Yeah I don't get why some people just won't give them the bidet... seems strange to me!

I was just gonna say that... what's the big deal?

I don't know. Honestly I have no idea why someone would be so upset about doing something for their fiance who moved half way around the world to be with her. Maybe it's a controlling issue?

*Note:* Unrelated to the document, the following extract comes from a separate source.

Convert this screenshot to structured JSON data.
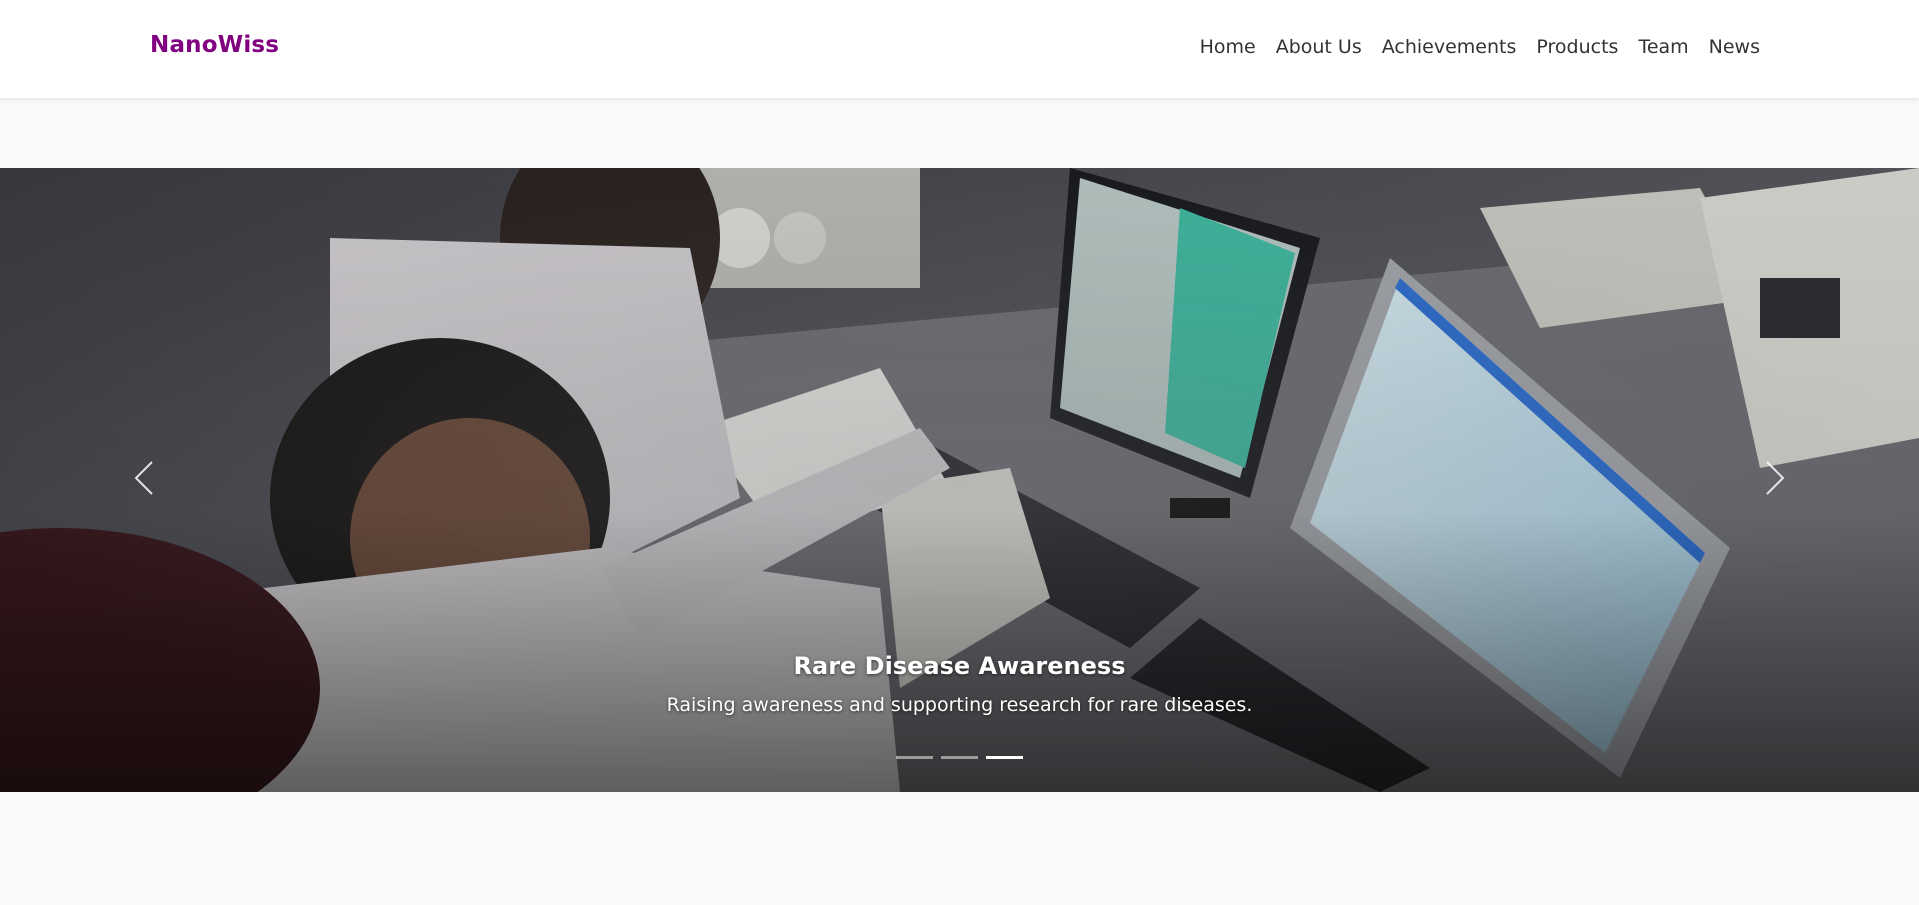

Oh I wanted to add that Hicham doesn't care about Arabic channels but he does looove to see his favorite soccer team when he can.

I guess we can just ask!

shannon what is the big deal with the bidet? If Samir wants one are you going to get one?

it would be like us going to visit or SO's and them saying "ewwww you don't use a bidet?? that's so weird... youre gonna have to get used to it, because I don't want toilet paper in my bathroom!!"

come onnnnnnnnnn

I have to quit laughing and add my 2cents.

in pakistan my husband provided TP for me. sooooooo why not provide his watering deal.

as far as pakistani TV. My husband dont watch bollywood. he cant stand it.

he gets HBO in pakistan. I have lived in other countries and I certainly rember me adjusting to American life - that will add to how my Bingo will adjust.

my added advise is 2 things..

1... if he wanna go to see his family allow him to - not be bychen about it!

2... allow him to make phone calls to his family- dont treat him like a kid!

I have seen couples argue no matter what country you are from- about those 2 things! one thing when I lived overseas when I wanted to be home for 2 or 3 months I was given that opportunity. I certainly will encourage that to my husband.